Abdullah Korum, yıllarını geçirdiği Hacı Abdullah Lokantası’na ilk gelişini şöyle anlatıyor: “Bir öğlen vakti ilk defa geldim. Kapıdan içeri girdim, baktım kalabalık. Şu kasada kısa boylu şişman gözlüklü bir bey oturuyor. ‘Selamünaleyküm. Efendim ben iş istiyorum’ dedim. Gözünün altından bir baktı. ‘Ne iş yaparsın evladım?’ diye sordu. ‘Garsonum efendim’ dedim. ‘Bizde çalışan garsonlar lisan biliyorlar. Sen lisan biliyor musun?’ dedi. ‘Ben lisan bilmiyorum ama arkadaşlar biliyorlarsa ben de öğrenirim’ dedim. Ben de 17-18 yaşlarındayım. Ondan sonra ‘Nerelisin evladım?’ diye sordu. ‘Siirtliyim efendim.’ “Siirt’in neresinde işte neresinden?’ ‘Zivzik Köyü’. “Sen İbrahim Paşa’yı tanıyor musun?” diye sorunca ‘Dayımdır efendim’ dedim. Şaşırdı. Dayım İbrahim Paşa bahriye subayıydı, tuğamiral olmuştu. ‘Yalan söyleme’ dedi. ‘Annemin kardeşidir efendim’ dedim. Ondan sonra, ‘Peki seni alalım ama bir şansla. Başlayacaksın, eğer senin çalışmanı beğenirsek devam edeceğiz. Yoksa geri gönderirim’ dedi. ‘Efendim ben de aynısını istiyorum eğer kabul ederseniz ben iki üç gün çalışayım. Eğer çalışmamı beğenirseniz devam ederim. Yoksa giderim’ dedim. Geldim, üç gün çalıştım. Üçüncü günü baktım şefe talimat verdi. ‘Ümit Bey, bu arkadaşı posta verin çalışsın.’”

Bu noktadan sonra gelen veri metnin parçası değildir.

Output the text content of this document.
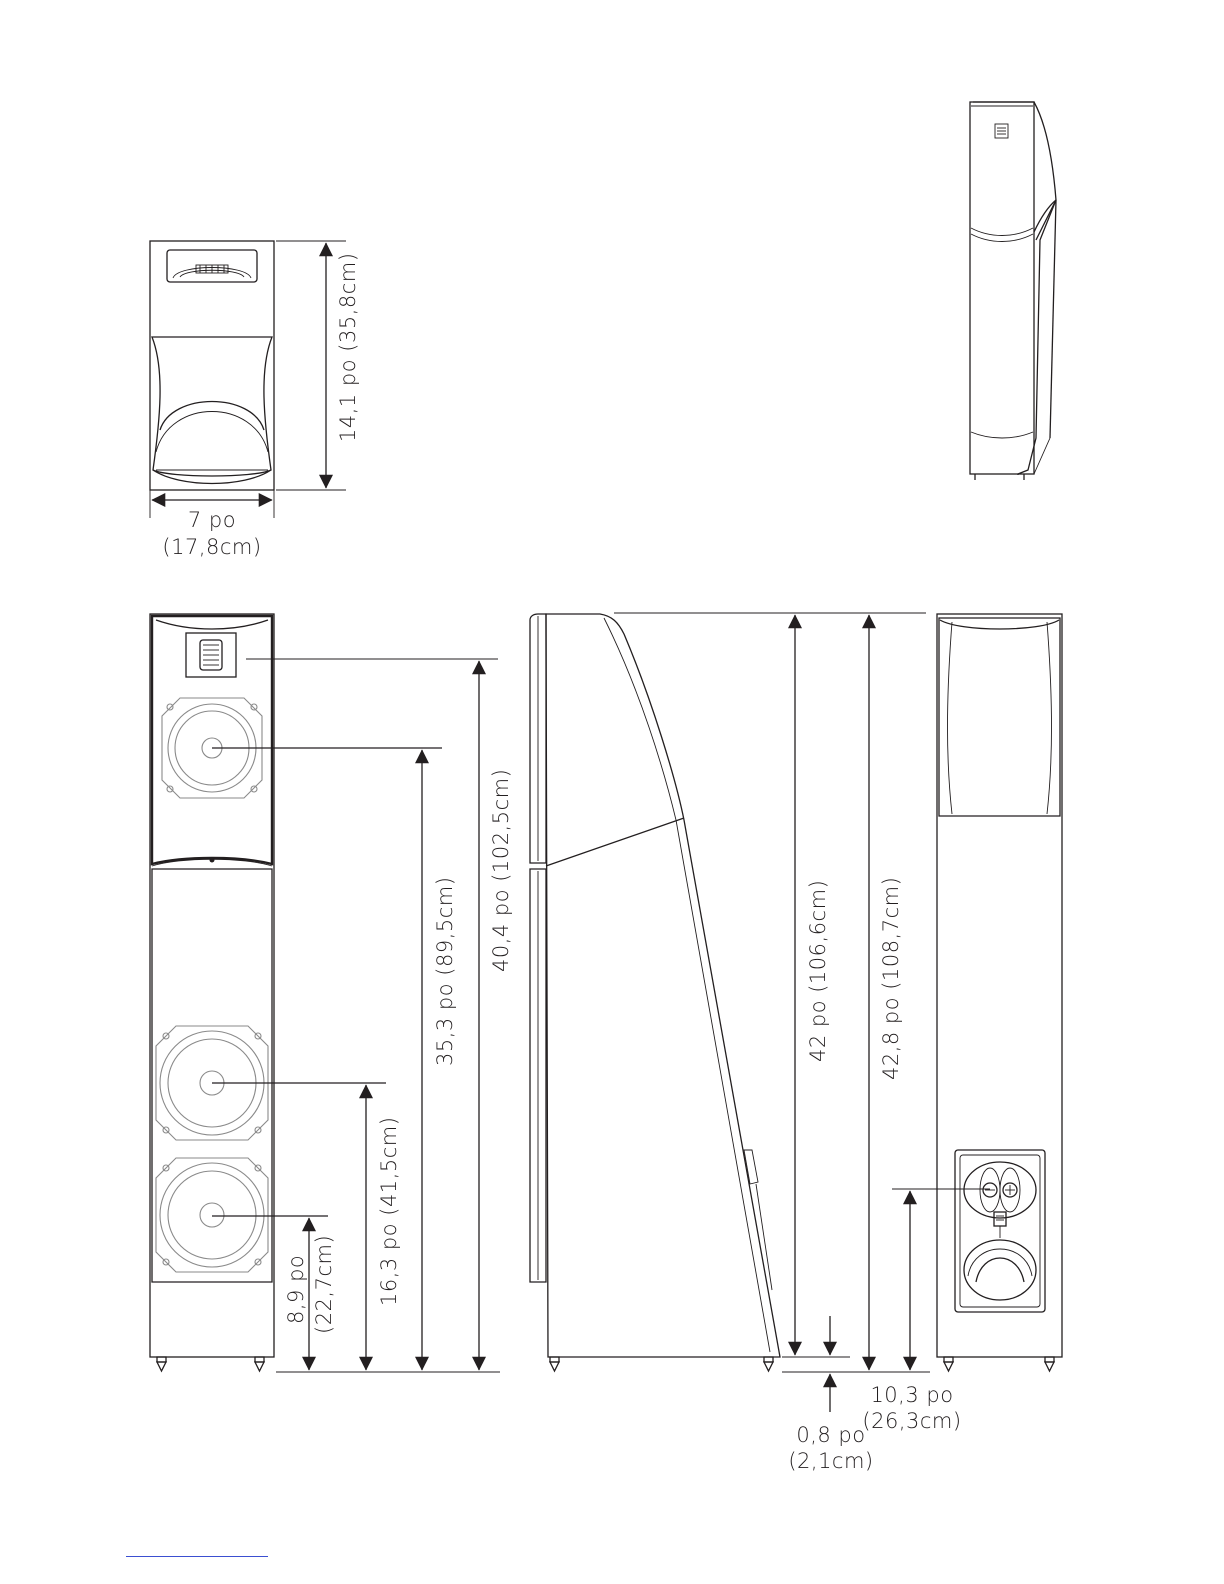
14,1 po (35,8cm)
7 po
(17,8cm)
40,4 po (102,5cm)
35,3 po (89,5cm)
16,3 po (41,5cm)
8,9 po (22,7cm)
42 po (106,6cm)
0,8 po
(2,1cm)
42,8 po (108,7cm)
10,3 po
(26,3cm)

Böylece 1967 yılında Hacı Abdullah Lokantası’nda garson olarak çalışmaya başlamış Korun. Ancak işindeki ikinci haftasında lokanta yolunda karşıdan karşıya geçerken önüne bir otobüs çıkmış. Otobüsü geçeyim derken arkasındaki araba hızla ona çarpmış ve her iki ayağı da diz altından kırılmış. Bir ay kadar hastanede yatan Korun’un bacakları beş, altı ay alçıda kalmış. Beş ayın sonunda koltuk değnekleriyle yürümeye başlamış. Biraz daha iyileştikten sonra hemen işinin başına dönmüş. O zaman Hacı Salih kendisini ilk olarak vestiyerden sorumlu yapmış. Tamamen iyileşince tekrar serviste hizmet vermeye başlamış. Üç sene kadar süren bu dönemin ayrılığı da askerlik sebebiyle olmuş. 1971’de askere giden Korun, askerden geldikten sonra yine ustasının kapısını çalışını şöyle anlatıyor: “Askerden sonra yanına geldim, rahmetli ustamız Hacı Salih, ‘Evladım geldi mi, yine çalışacak mısın yanımızda?’ diye sordu. ‘Geldim Hacı Baba, çalış derseniz çalışacağım’ dedim. O da, ‘Gel, gel beraber çalışalım’ dedi ve tekrar işe başladım. 1982’ye kadar birlikte çalıştık. 1982’de Hacı Salih vefat etti.”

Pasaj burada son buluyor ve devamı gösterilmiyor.